ABSTRACT

In Canadian schools there is a continuing concern about issues of gender, the inequities between boys and girls (Canadian Council of Ministers of Education, 1994, 1995, 1998; Canadian Teachers’ Federation, 1990a; Rice and Russell, 1995), the gendered nature of school harassment (Canadian Teachers’ Federation, 1990b; Kaufman, 1993, 1997; Larkin, 1994a, 1997; Larkin and Staton, 1993; Ontario Secondary School Teachers’ Federation, 1994; Staton and Larkin, 1998), the need for discussions of gender in curriculum and pedagogy (Ellis, 1993; Robertson, 1992; Rogers, 1985, 1997), and the gendered nature of literacy (Blair, 1998; Blair and Sanford, 1999; Cherland, 1994; Gambell and Hunter, 1999; Ricker-Wilson, 1999; Wason-Ellam, 1997).
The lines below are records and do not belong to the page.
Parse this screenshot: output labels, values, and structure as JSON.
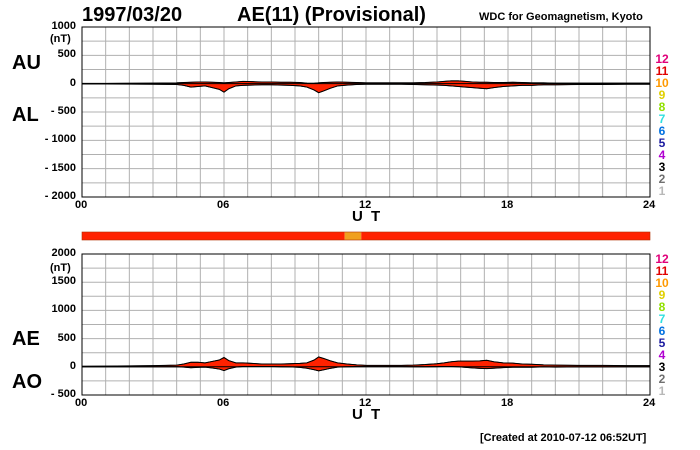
{
  "header": {
    "date": "1997/03/20",
    "title": "AE(11) (Provisional)",
    "organization": "WDC for Geomagnetism, Kyoto"
  },
  "footer": {
    "created": "[Created at 2010-07-12 06:52UT]"
  },
  "legend": {
    "labels": [
      "12",
      "11",
      "10",
      "9",
      "8",
      "7",
      "6",
      "5",
      "4",
      "3",
      "2",
      "1"
    ],
    "colors": [
      "#e0007a",
      "#e00000",
      "#ff9900",
      "#e0d000",
      "#90e000",
      "#30e0e0",
      "#0070e0",
      "#1a1aa0",
      "#b000d0",
      "#000000",
      "#707070",
      "#b8b8b8"
    ]
  },
  "colors": {
    "fill": "#ff2200",
    "grid": "#b0b0b0",
    "status_main": "#ff2200",
    "status_accent": "#f0a020"
  },
  "chart_data": [
    {
      "type": "area",
      "panel": "top",
      "series_labels": [
        "AU",
        "AL"
      ],
      "unit": "(nT)",
      "xlabel": "U T",
      "ylim": [
        -2000,
        1000
      ],
      "yticks": [
        "1000",
        "500",
        "0",
        "- 500",
        "- 1000",
        "- 1500",
        "- 2000"
      ],
      "xticks": [
        "00",
        "06",
        "12",
        "18",
        "24"
      ],
      "x_hours": [
        0,
        1,
        2,
        3,
        4,
        4.3,
        4.6,
        4.9,
        5.2,
        5.5,
        5.8,
        6,
        6.2,
        6.5,
        6.8,
        7.2,
        7.6,
        8,
        8.4,
        8.8,
        9.2,
        9.5,
        9.8,
        10,
        10.2,
        10.5,
        10.8,
        11.2,
        11.6,
        12,
        12.5,
        13,
        13.5,
        14,
        14.5,
        15,
        15.3,
        15.6,
        15.9,
        16.2,
        16.5,
        16.8,
        17.1,
        17.4,
        17.8,
        18.2,
        18.6,
        19,
        19.5,
        20,
        21,
        22,
        23,
        24
      ],
      "au": [
        5,
        5,
        8,
        10,
        15,
        20,
        25,
        30,
        30,
        25,
        20,
        15,
        20,
        30,
        40,
        35,
        30,
        30,
        25,
        25,
        20,
        10,
        8,
        15,
        20,
        25,
        30,
        25,
        20,
        15,
        15,
        15,
        15,
        15,
        20,
        30,
        40,
        50,
        50,
        40,
        30,
        25,
        25,
        20,
        20,
        25,
        20,
        15,
        15,
        10,
        10,
        10,
        10,
        10
      ],
      "al": [
        -5,
        -5,
        -8,
        -10,
        -15,
        -30,
        -60,
        -50,
        -40,
        -70,
        -100,
        -150,
        -90,
        -40,
        -30,
        -25,
        -20,
        -20,
        -25,
        -30,
        -40,
        -60,
        -110,
        -160,
        -130,
        -80,
        -40,
        -25,
        -15,
        -10,
        -10,
        -10,
        -10,
        -15,
        -20,
        -25,
        -30,
        -40,
        -50,
        -60,
        -70,
        -80,
        -90,
        -70,
        -50,
        -40,
        -30,
        -30,
        -20,
        -20,
        -15,
        -15,
        -10,
        -10
      ]
    },
    {
      "type": "area",
      "panel": "bottom",
      "series_labels": [
        "AE",
        "AO"
      ],
      "unit": "(nT)",
      "xlabel": "U T",
      "ylim": [
        -500,
        2000
      ],
      "yticks": [
        "2000",
        "1500",
        "1000",
        "500",
        "0",
        "- 500"
      ],
      "xticks": [
        "00",
        "06",
        "12",
        "18",
        "24"
      ],
      "x_hours": [
        0,
        1,
        2,
        3,
        4,
        4.3,
        4.6,
        4.9,
        5.2,
        5.5,
        5.8,
        6,
        6.2,
        6.5,
        6.8,
        7.2,
        7.6,
        8,
        8.4,
        8.8,
        9.2,
        9.5,
        9.8,
        10,
        10.2,
        10.5,
        10.8,
        11.2,
        11.6,
        12,
        12.5,
        13,
        13.5,
        14,
        14.5,
        15,
        15.3,
        15.6,
        15.9,
        16.2,
        16.5,
        16.8,
        17.1,
        17.4,
        17.8,
        18.2,
        18.6,
        19,
        19.5,
        20,
        21,
        22,
        23,
        24
      ],
      "ae": [
        10,
        12,
        16,
        20,
        30,
        50,
        80,
        80,
        70,
        95,
        120,
        165,
        110,
        70,
        70,
        60,
        50,
        50,
        50,
        55,
        60,
        70,
        118,
        175,
        150,
        105,
        70,
        50,
        35,
        25,
        25,
        25,
        25,
        30,
        40,
        55,
        70,
        90,
        100,
        100,
        100,
        105,
        115,
        90,
        70,
        65,
        50,
        45,
        35,
        30,
        25,
        25,
        20,
        20
      ],
      "ao": [
        0,
        0,
        0,
        0,
        0,
        -5,
        -17,
        -10,
        -5,
        -22,
        -40,
        -67,
        -35,
        -5,
        5,
        5,
        5,
        5,
        0,
        -2,
        -10,
        -25,
        -51,
        -72,
        -55,
        -27,
        -5,
        0,
        2,
        2,
        2,
        2,
        2,
        0,
        0,
        2,
        5,
        5,
        0,
        -10,
        -20,
        -27,
        -32,
        -25,
        -15,
        -7,
        -5,
        -7,
        -2,
        -5,
        -2,
        -2,
        0,
        0
      ]
    }
  ],
  "status_bar": {
    "segments_hours": [
      [
        0,
        11.1,
        "main"
      ],
      [
        11.1,
        11.8,
        "accent"
      ],
      [
        11.8,
        24,
        "main"
      ]
    ]
  }
}
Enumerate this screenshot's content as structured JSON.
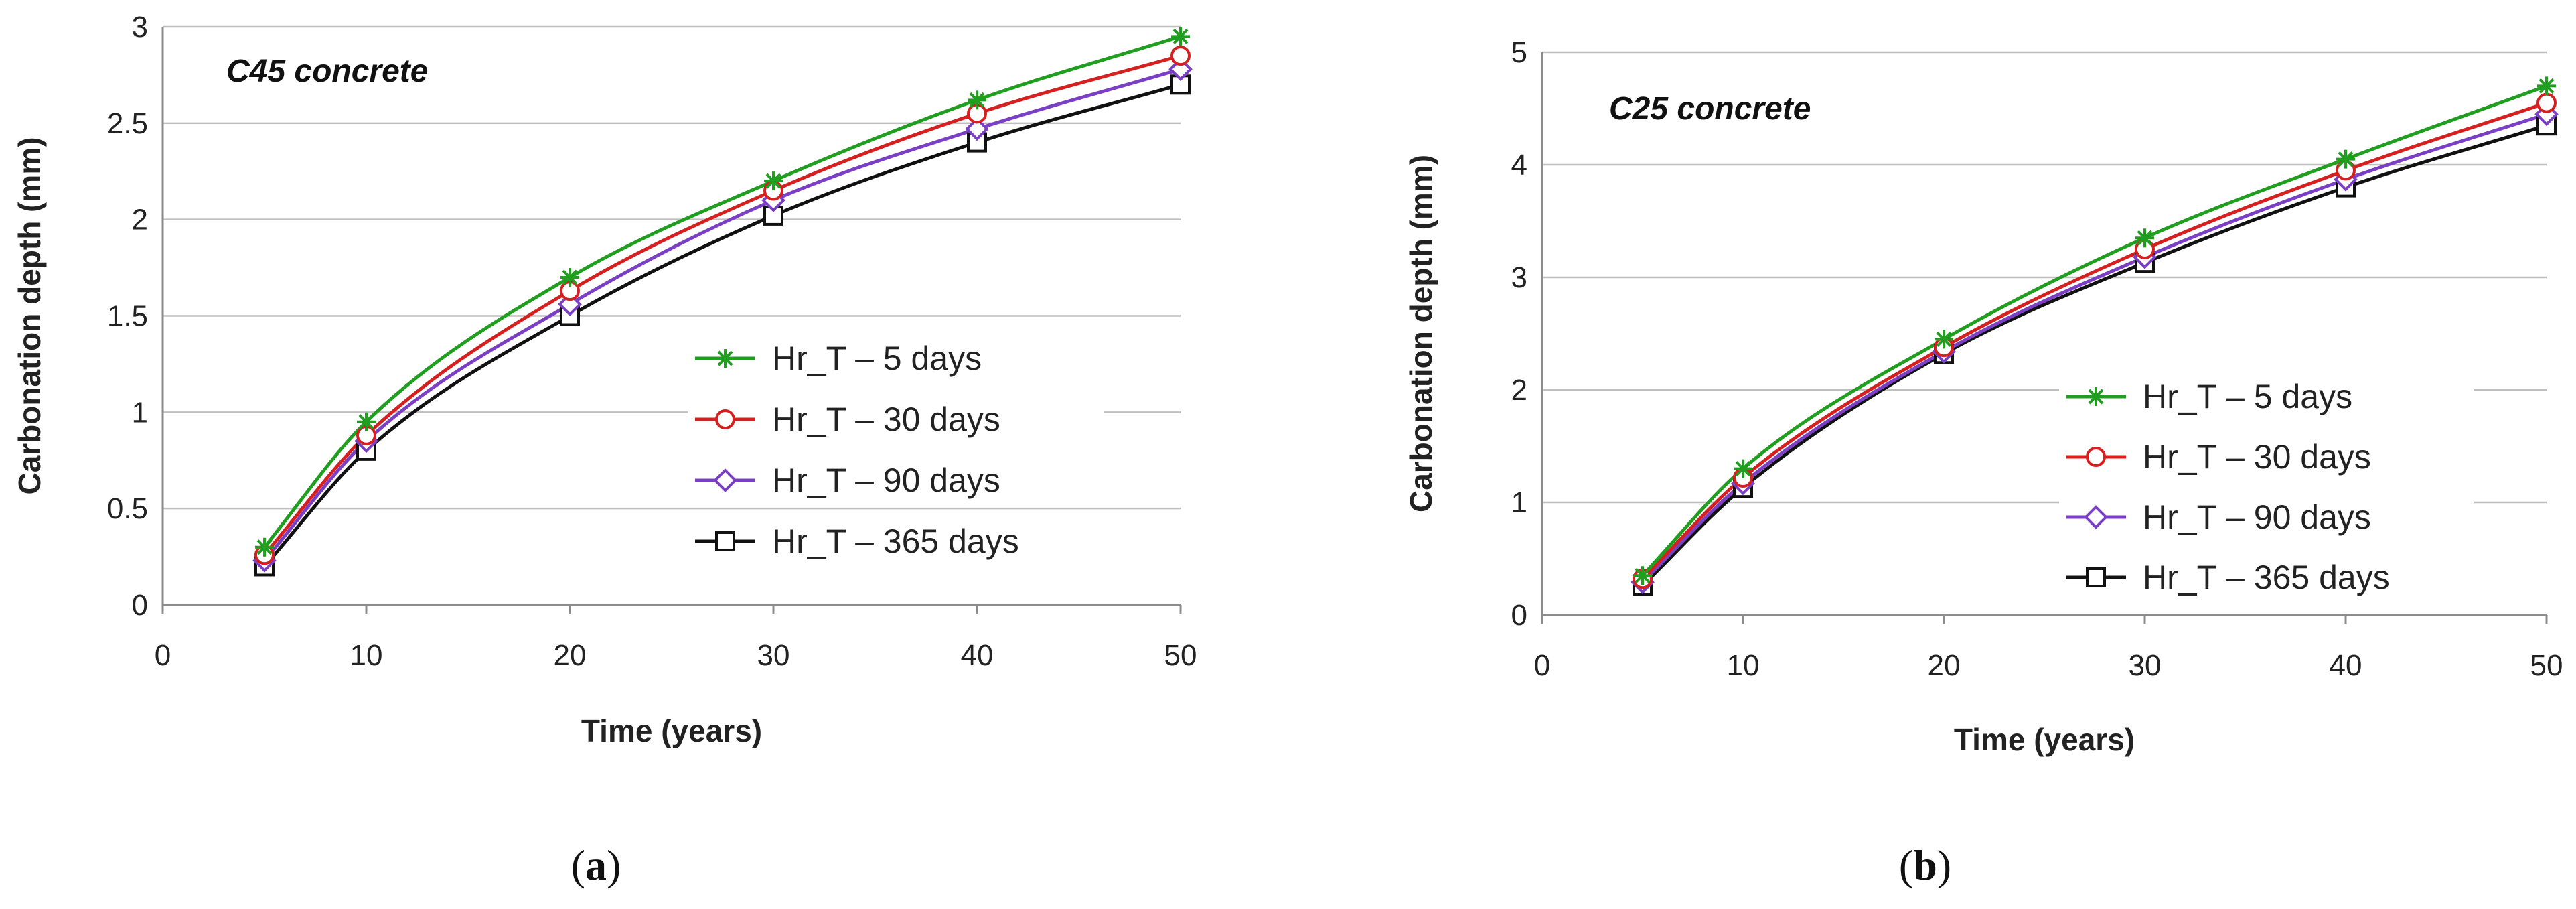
{
  "chart_data": [
    {
      "type": "line",
      "panel_label": "a",
      "annotation": "C45 concrete",
      "xlabel": "Time (years)",
      "ylabel": "Carbonation depth (mm)",
      "xlim": [
        0,
        50
      ],
      "ylim": [
        0,
        3
      ],
      "xticks": [
        0,
        10,
        20,
        30,
        40,
        50
      ],
      "yticks": [
        0,
        0.5,
        1,
        1.5,
        2,
        2.5,
        3
      ],
      "ytick_labels": [
        "0",
        "0.5",
        "1",
        "1.5",
        "2",
        "2.5",
        "3"
      ],
      "grid": "horizontal",
      "legend_position": "center-right",
      "x": [
        5,
        10,
        20,
        30,
        40,
        50
      ],
      "series": [
        {
          "name": "Hr_T – 5 days",
          "color": "#1f9e1f",
          "marker": "star",
          "values": [
            0.3,
            0.95,
            1.7,
            2.2,
            2.62,
            2.95
          ]
        },
        {
          "name": "Hr_T – 30 days",
          "color": "#d62020",
          "marker": "circle",
          "values": [
            0.26,
            0.88,
            1.63,
            2.15,
            2.55,
            2.85
          ]
        },
        {
          "name": "Hr_T – 90 days",
          "color": "#7a3fc4",
          "marker": "diamond",
          "values": [
            0.23,
            0.85,
            1.56,
            2.1,
            2.47,
            2.78
          ]
        },
        {
          "name": "Hr_T – 365 days",
          "color": "#111111",
          "marker": "square",
          "values": [
            0.2,
            0.8,
            1.5,
            2.02,
            2.4,
            2.7
          ]
        }
      ]
    },
    {
      "type": "line",
      "panel_label": "b",
      "annotation": "C25 concrete",
      "xlabel": "Time (years)",
      "ylabel": "Carbonation depth (mm)",
      "xlim": [
        0,
        50
      ],
      "ylim": [
        0,
        5
      ],
      "xticks": [
        0,
        10,
        20,
        30,
        40,
        50
      ],
      "yticks": [
        0,
        1,
        2,
        3,
        4,
        5
      ],
      "ytick_labels": [
        "0",
        "1",
        "2",
        "3",
        "4",
        "5"
      ],
      "grid": "horizontal",
      "legend_position": "center-right",
      "x": [
        5,
        10,
        20,
        30,
        40,
        50
      ],
      "series": [
        {
          "name": "Hr_T – 5 days",
          "color": "#1f9e1f",
          "marker": "star",
          "values": [
            0.35,
            1.3,
            2.45,
            3.35,
            4.05,
            4.7
          ]
        },
        {
          "name": "Hr_T – 30 days",
          "color": "#d62020",
          "marker": "circle",
          "values": [
            0.32,
            1.22,
            2.38,
            3.25,
            3.95,
            4.55
          ]
        },
        {
          "name": "Hr_T – 90 days",
          "color": "#7a3fc4",
          "marker": "diamond",
          "values": [
            0.29,
            1.17,
            2.34,
            3.18,
            3.87,
            4.45
          ]
        },
        {
          "name": "Hr_T – 365 days",
          "color": "#111111",
          "marker": "square",
          "values": [
            0.26,
            1.13,
            2.32,
            3.13,
            3.8,
            4.35
          ]
        }
      ]
    }
  ]
}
Yet in spite of the advances and the contributions of the feminist movement, of men's movements, research, and teacher development, issues of gender inequity continue to surface in public education. In this chapter we discuss schools as one context in the lives of adolescents where they are “doing gender” (Thorne, 1993), and schools involved in rearticulating what school, curriculum, and pedagogy could be for girls and boys. These are single-sex programs in Canadian public schools.